Objective: To study the relationship between apoptosis of hepatocytes and liver fibrosis of chronic viral hepatitis (CH).
Methods: DNA fragmentation, one of the characteristic features of apoptosis, was detected by in situ terminal deoxynucleotidyl transferase mediated dUTP nick end labeling (TUNEL) and the expression of Fas, transforming growth factor beta 1 (TGF-beta 1) and Pre-collagen III peptide (P III P) in liver tissues were detected by immunohistochemistry. Soluble Fas (sFas) and TGF-beta 1 in serum were detected by ELISA.
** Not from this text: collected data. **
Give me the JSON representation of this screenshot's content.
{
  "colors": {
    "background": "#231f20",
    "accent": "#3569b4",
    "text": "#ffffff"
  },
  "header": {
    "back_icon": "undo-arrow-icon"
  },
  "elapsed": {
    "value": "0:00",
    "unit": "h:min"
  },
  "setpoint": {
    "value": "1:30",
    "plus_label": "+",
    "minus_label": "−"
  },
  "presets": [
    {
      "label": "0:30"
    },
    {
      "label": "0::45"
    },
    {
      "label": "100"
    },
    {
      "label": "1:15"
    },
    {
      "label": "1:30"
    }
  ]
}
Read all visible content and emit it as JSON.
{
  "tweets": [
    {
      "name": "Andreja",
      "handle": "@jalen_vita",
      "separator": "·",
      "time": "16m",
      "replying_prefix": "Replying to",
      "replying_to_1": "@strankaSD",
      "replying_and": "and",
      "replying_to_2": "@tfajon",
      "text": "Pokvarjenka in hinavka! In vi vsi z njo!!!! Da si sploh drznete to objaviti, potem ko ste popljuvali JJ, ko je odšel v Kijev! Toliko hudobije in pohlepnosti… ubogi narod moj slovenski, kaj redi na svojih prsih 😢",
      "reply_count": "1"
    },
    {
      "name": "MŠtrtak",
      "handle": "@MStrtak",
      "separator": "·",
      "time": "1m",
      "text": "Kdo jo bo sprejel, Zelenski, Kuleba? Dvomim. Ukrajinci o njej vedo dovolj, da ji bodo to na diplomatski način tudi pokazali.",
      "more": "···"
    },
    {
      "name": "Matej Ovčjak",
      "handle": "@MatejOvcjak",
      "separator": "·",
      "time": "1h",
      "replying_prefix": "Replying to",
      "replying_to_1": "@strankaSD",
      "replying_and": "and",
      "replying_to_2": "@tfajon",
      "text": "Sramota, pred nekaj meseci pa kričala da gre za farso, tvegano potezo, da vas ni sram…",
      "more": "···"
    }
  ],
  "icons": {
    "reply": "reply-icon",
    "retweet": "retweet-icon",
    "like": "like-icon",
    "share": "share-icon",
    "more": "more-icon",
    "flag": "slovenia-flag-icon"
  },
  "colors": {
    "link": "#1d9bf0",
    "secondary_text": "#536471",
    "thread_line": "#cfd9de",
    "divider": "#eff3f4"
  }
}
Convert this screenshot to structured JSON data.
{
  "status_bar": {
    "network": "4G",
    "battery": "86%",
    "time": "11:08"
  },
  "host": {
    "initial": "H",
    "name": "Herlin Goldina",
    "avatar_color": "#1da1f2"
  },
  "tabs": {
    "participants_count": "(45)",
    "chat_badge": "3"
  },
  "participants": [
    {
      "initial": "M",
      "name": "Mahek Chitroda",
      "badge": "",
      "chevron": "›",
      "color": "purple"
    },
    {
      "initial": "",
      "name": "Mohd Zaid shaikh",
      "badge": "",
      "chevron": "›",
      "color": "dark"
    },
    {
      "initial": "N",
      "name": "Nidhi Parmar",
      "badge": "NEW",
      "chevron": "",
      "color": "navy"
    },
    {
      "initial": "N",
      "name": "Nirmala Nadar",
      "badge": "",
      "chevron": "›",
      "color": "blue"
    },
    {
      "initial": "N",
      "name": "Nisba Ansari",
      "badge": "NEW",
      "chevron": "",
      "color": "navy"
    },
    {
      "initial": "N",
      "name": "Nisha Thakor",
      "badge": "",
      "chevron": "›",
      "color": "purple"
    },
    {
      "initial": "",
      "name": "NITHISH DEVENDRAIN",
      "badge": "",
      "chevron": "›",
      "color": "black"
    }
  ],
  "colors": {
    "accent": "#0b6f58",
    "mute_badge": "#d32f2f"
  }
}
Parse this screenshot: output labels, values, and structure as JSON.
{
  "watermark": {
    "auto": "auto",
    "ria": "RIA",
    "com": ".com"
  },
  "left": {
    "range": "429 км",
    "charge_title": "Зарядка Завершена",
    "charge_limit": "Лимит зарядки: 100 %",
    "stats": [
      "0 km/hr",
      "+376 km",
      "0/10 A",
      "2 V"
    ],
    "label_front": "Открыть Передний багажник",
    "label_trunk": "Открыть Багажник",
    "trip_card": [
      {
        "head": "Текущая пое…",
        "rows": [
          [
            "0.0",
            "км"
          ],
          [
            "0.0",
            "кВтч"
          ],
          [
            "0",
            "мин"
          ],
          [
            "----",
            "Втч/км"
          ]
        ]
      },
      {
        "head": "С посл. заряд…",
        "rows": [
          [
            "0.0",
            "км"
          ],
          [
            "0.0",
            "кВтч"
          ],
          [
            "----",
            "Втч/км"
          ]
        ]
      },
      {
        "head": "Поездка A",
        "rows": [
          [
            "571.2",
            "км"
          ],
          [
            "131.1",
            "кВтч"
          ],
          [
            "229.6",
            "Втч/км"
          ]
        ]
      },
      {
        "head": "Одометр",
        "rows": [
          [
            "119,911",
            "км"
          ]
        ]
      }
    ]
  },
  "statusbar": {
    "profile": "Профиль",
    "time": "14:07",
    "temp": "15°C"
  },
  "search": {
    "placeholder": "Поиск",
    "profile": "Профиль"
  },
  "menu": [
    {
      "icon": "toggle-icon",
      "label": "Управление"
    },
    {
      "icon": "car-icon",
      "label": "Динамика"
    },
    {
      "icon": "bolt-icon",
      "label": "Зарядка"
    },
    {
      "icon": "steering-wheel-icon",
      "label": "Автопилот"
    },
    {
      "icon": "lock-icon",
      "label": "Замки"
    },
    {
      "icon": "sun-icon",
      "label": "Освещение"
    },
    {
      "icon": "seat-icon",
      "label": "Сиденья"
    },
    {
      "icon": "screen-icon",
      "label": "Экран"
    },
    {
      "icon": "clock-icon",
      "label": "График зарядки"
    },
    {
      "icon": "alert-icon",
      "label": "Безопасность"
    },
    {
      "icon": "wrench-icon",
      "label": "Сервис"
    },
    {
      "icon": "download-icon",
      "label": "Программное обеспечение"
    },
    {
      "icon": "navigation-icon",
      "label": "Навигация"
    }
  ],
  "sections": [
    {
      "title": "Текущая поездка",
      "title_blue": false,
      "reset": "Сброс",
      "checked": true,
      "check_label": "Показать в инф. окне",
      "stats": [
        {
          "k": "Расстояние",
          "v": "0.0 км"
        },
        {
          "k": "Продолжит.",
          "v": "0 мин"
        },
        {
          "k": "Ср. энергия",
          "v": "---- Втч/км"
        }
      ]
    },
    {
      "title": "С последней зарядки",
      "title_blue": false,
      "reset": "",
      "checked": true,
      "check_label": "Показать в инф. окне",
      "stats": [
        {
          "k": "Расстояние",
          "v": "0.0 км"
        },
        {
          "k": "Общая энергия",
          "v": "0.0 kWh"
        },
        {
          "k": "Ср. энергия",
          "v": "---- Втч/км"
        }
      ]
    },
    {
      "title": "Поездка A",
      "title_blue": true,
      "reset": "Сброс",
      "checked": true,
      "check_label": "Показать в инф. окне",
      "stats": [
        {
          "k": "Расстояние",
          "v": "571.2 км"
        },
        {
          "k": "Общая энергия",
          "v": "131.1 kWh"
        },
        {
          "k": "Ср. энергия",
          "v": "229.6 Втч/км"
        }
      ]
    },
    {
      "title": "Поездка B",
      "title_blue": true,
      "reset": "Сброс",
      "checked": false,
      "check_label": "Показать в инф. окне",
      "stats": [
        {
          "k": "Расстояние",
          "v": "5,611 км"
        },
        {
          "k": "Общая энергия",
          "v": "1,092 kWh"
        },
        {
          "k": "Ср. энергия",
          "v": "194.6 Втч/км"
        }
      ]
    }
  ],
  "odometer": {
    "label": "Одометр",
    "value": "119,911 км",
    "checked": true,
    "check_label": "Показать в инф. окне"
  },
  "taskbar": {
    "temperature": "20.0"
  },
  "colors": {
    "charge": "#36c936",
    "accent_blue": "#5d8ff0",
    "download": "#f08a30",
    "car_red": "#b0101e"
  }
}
Results: The damage of DNA in hepatocytes of CH correlated closely with the expression of Fas and TGF-beta 1 in liver tissue and serum (r = 0.6129, 0.5368, 0.5564, 0.5996; P <0.05-0.01). In severe type CH and liver cirrhosis, the degree of liver fibrosis and the expression of P III P and TGF-beta 1 were higher than that in mild type and moderate type CH.
Conclusions: The sFas in serum may be one of the factors associated with the apoptosis. The apoptosis of hepatocytes correlated with liver fibrosis of CH and TGF-V beta 1 may play an important role between apoptosis and liver fibrosis.